Hi there!

I want to break security on Windows XP(signature checking procedure) and
think a Kernel debugger for Windows would help me!!
For example, when a CSP DLL is being loaded, Windows XP checks if it's
signature is valid (issued by Microsoft) or not!

I want to watch and analyse this procedure through Kernel Debugger to know
how would be possible to hack or break this security mechanism?!!

I would ask you How Could I see this mechanism in "WinDBG.exe"?

Because I'm so new to Windows debugging issue;

I've debugged some VC++ programs with Visual Studio debugger,but I've not
any experience in Windows debugging so far and I'm not so familiar with
Windows Kernel operations;

Is it possible to see this checking procedure in "WinDBG.exe" in Assembly or
any other form?!

I've not read the "WinDBG" documentation yet, because first I'd rather to be
sure of this possibility and also need to experienced people's guidance for
this;

Please help!!

Thanks in Advance

1. You don't need a kernel-mode debugger to debug this.

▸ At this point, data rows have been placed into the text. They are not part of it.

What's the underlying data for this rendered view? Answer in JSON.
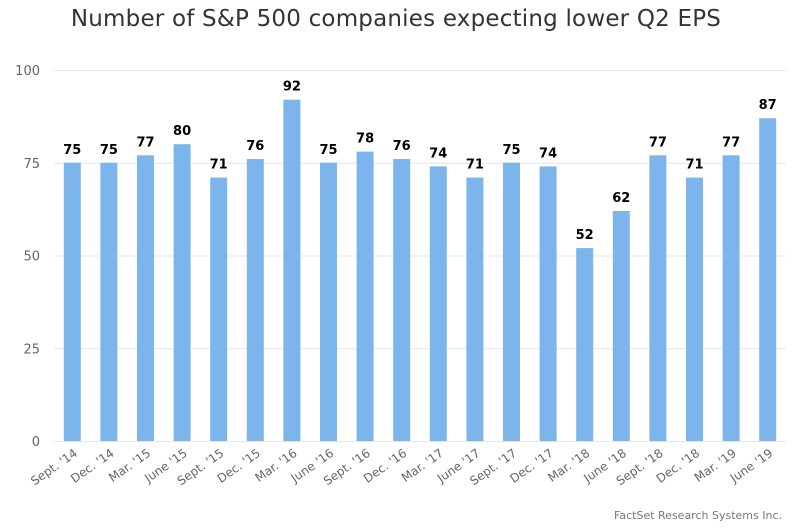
{
  "chart_data": {
    "type": "bar",
    "title": "Number of S&P 500 companies expecting lower Q2 EPS",
    "categories": [
      "Sept. '14",
      "Dec. '14",
      "Mar. '15",
      "June '15",
      "Sept. '15",
      "Dec. '15",
      "Mar. '16",
      "June '16",
      "Sept. '16",
      "Dec. '16",
      "Mar. '17",
      "June '17",
      "Sept. '17",
      "Dec. '17",
      "Mar. '18",
      "June '18",
      "Sept. '18",
      "Dec. '18",
      "Mar. '19",
      "June '19"
    ],
    "values": [
      75,
      75,
      77,
      80,
      71,
      76,
      92,
      75,
      78,
      76,
      74,
      71,
      75,
      74,
      52,
      62,
      77,
      71,
      77,
      87
    ],
    "ylim": [
      0,
      100
    ],
    "yticks": [
      0,
      25,
      50,
      75,
      100
    ],
    "grid": true,
    "bar_color": "#7cb5ec",
    "label_color": "#000000"
  },
  "credit": "FactSet Research Systems Inc."
}
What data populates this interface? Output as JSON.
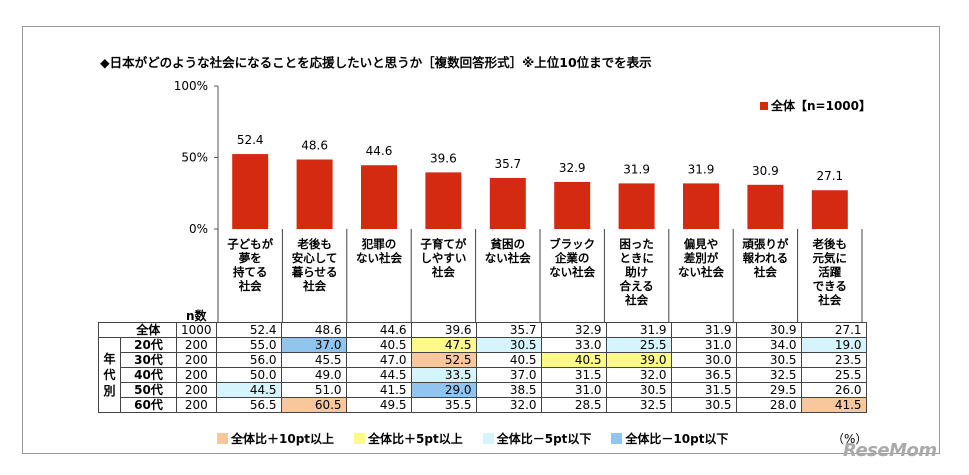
{
  "title": "◆日本がどのような社会になることを応援したいと思うか［複数回答形式］※上位10位までを表示",
  "chart_data": {
    "type": "bar",
    "categories": [
      "子どもが夢を持てる社会",
      "老後も安心して暮らせる社会",
      "犯罪のない社会",
      "子育てがしやすい社会",
      "貧困のない社会",
      "ブラック企業のない社会",
      "困ったときに助け合える社会",
      "偏見や差別がない社会",
      "頑張りが報われる社会",
      "老後も元気に活躍できる社会"
    ],
    "category_lines": [
      [
        "子どもが",
        "夢を",
        "持てる",
        "社会"
      ],
      [
        "老後も",
        "安心して",
        "暮らせる",
        "社会"
      ],
      [
        "犯罪の",
        "ない社会"
      ],
      [
        "子育てが",
        "しやすい",
        "社会"
      ],
      [
        "貧困の",
        "ない社会"
      ],
      [
        "ブラック",
        "企業の",
        "ない社会"
      ],
      [
        "困った",
        "ときに",
        "助け",
        "合える",
        "社会"
      ],
      [
        "偏見や",
        "差別が",
        "ない社会"
      ],
      [
        "頑張りが",
        "報われる",
        "社会"
      ],
      [
        "老後も",
        "元気に",
        "活躍",
        "できる",
        "社会"
      ]
    ],
    "series": [
      {
        "name": "全体【n=1000】",
        "values": [
          52.4,
          48.6,
          44.6,
          39.6,
          35.7,
          32.9,
          31.9,
          31.9,
          30.9,
          27.1
        ]
      }
    ],
    "ylim": [
      0,
      100
    ],
    "yticks": [
      "0%",
      "50%",
      "100%"
    ],
    "bar_color": "#d52a12",
    "legend_position": "top-right"
  },
  "table": {
    "n_header": "n数",
    "group_label": "年代別",
    "rows": [
      {
        "label": "全体",
        "n": "1000",
        "values": [
          "52.4",
          "48.6",
          "44.6",
          "39.6",
          "35.7",
          "32.9",
          "31.9",
          "31.9",
          "30.9",
          "27.1"
        ],
        "hl": [
          0,
          0,
          0,
          0,
          0,
          0,
          0,
          0,
          0,
          0
        ]
      },
      {
        "label": "20代",
        "n": "200",
        "values": [
          "55.0",
          "37.0",
          "40.5",
          "47.5",
          "30.5",
          "33.0",
          "25.5",
          "31.0",
          "34.0",
          "19.0"
        ],
        "hl": [
          0,
          4,
          0,
          2,
          3,
          0,
          3,
          0,
          0,
          3
        ]
      },
      {
        "label": "30代",
        "n": "200",
        "values": [
          "56.0",
          "45.5",
          "47.0",
          "52.5",
          "40.5",
          "40.5",
          "39.0",
          "30.0",
          "30.5",
          "23.5"
        ],
        "hl": [
          0,
          0,
          0,
          1,
          0,
          2,
          2,
          0,
          0,
          0
        ]
      },
      {
        "label": "40代",
        "n": "200",
        "values": [
          "50.0",
          "49.0",
          "44.5",
          "33.5",
          "37.0",
          "31.5",
          "32.0",
          "36.5",
          "32.5",
          "25.5"
        ],
        "hl": [
          0,
          0,
          0,
          3,
          0,
          0,
          0,
          0,
          0,
          0
        ]
      },
      {
        "label": "50代",
        "n": "200",
        "values": [
          "44.5",
          "51.0",
          "41.5",
          "29.0",
          "38.5",
          "31.0",
          "30.5",
          "31.5",
          "29.5",
          "26.0"
        ],
        "hl": [
          3,
          0,
          0,
          4,
          0,
          0,
          0,
          0,
          0,
          0
        ]
      },
      {
        "label": "60代",
        "n": "200",
        "values": [
          "56.5",
          "60.5",
          "49.5",
          "35.5",
          "32.0",
          "28.5",
          "32.5",
          "30.5",
          "28.0",
          "41.5"
        ],
        "hl": [
          0,
          1,
          0,
          0,
          0,
          0,
          0,
          0,
          0,
          1
        ]
      }
    ]
  },
  "highlight_legend": [
    {
      "label": "全体比＋10pt以上",
      "color": "#f8c79b"
    },
    {
      "label": "全体比＋5pt以上",
      "color": "#fdf98a"
    },
    {
      "label": "全体比－5pt以下",
      "color": "#d6f4fb"
    },
    {
      "label": "全体比－10pt以下",
      "color": "#92c4f0"
    }
  ],
  "unit": "（%）",
  "logo": "ReseMom"
}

Usermode should be fine.
2. The API call is probably to WinVerifyTrust(...) (http://msdn.microsoft.com/en-us/library/aa388208(VS.85).aspx) and/or a combination of Crypt*(...) functions from ADVAPI32.DLL.

Hi and Thanks of your reply!

Yes,you're right!

The target DLL is advapi32.dll, but I don't know how could I watch this procedure in user mode of windbg.exe!

I've read some sort of "documentation", I take it that should load ".pdb" file to debugger in user mode;

I have a sample code consists of some "CryptoAPI" functions and after building it, an ".pdb" file has been created,
Should I load this symbol file to Windbg.exe to see singnature checking mechanism?

One other question:

I want to install an unsigned CSP DLL on others computer than of mine!
Is it possible to make a setup program to install the CSP dll in others computer with bypassing the signature checking on their systems?!!

I found a patch for advapi32.dll to ignore signature checking procedure, but this is useful only on my own computer(Windows) not others's!

If I could watch this procedure precisely, it might be possible to reach this purpose!

I would greatly appreciate you If you help me again!

Best Regards.

Why is the patch only useful on your computer?

If what you mean is that you cannot patch the operating system on other people's computers before duping them into running your code, then what you're looking for is an exploit to by pass driver signature checking from the driver that is being checked itself, without any prior interaction with the computer in question? Such a vulnerability would result in an immediate patch from Microsoft if it was discovered, so no one else has (officially) found such a thing yet, or exploited it in the wild, and judging from your (lack of) familiarity with debuggers, I'd say you would have a very hard time finding such a vulnerability even if it was there I'm afraid...

But maybe I misunderstood your question?

dELTA, it looks like he's dealing with CSP DLLs, not drivers.

Then it looks like you should read the documentation for WinDbg.

The first link here tells you how to do this: http://lmgtfy.com/?q=writing+a+csp

Hi and thanks!


Yes,Exactly!
Because I would need others computer's Administrator privilages,herein!



I think should find this vulnerability with debugging, But currently I'm reading and learning debugging in user mode with "WinDBG.exe"!

So,after a while I would ask you to help me,if I had any question about writing such an exploit!

BTW,I've heard there are several tools to find vulnerabilities in Softwares!

Is there any tool donig so for Windows XP SP3?

And finally, any guidance and pointer beforehand about how this procedure checking would be done better or faster and more technical in Windbg.exe, would be greatly appreciated!

Thanks a lot!

Hi and Thanks!

Yes,I'm dealing with CSP DLLs and wish to bypass signature checking for them in Windows XP;

I've implemented a CSP and Want to deploy it on Windows without legally signing it by Microsoft,So sould break this security and find a vulnerability in a best way to reach my purpose!

I'm reading documentation now, but any other help about it would be welcome!

Good Luck.

What you're talking about is not a vulnerability. If it involves tricking people into executing your code with administrative privileges, then it's a social-engineering attack, not an inherent software security issue. And since it looks like you're going to be using this for malicious purposes, don't expect any more help from most of the people on this message board.

I don't have any malicious purpose!
I just want to watch this mechanism in debugger and try to crack it for learning purposes not to distribute this fraud!

And my intention about bypassing this mechanism on others computer is just to bypass the checking procedure despite "Administrative Privilages" issue as well!
I think basically the purpose of cracking is this!

Of course,because I'm not a Pro-cracker,I think so and suppose this purpose would be placed into "Cracking Issue" not "social-engineering";

Perhaps,I've made a mistake,
If I'm wrong,correct me please!

Thank you.

jeremy28 just wants to obtain admin-privileges.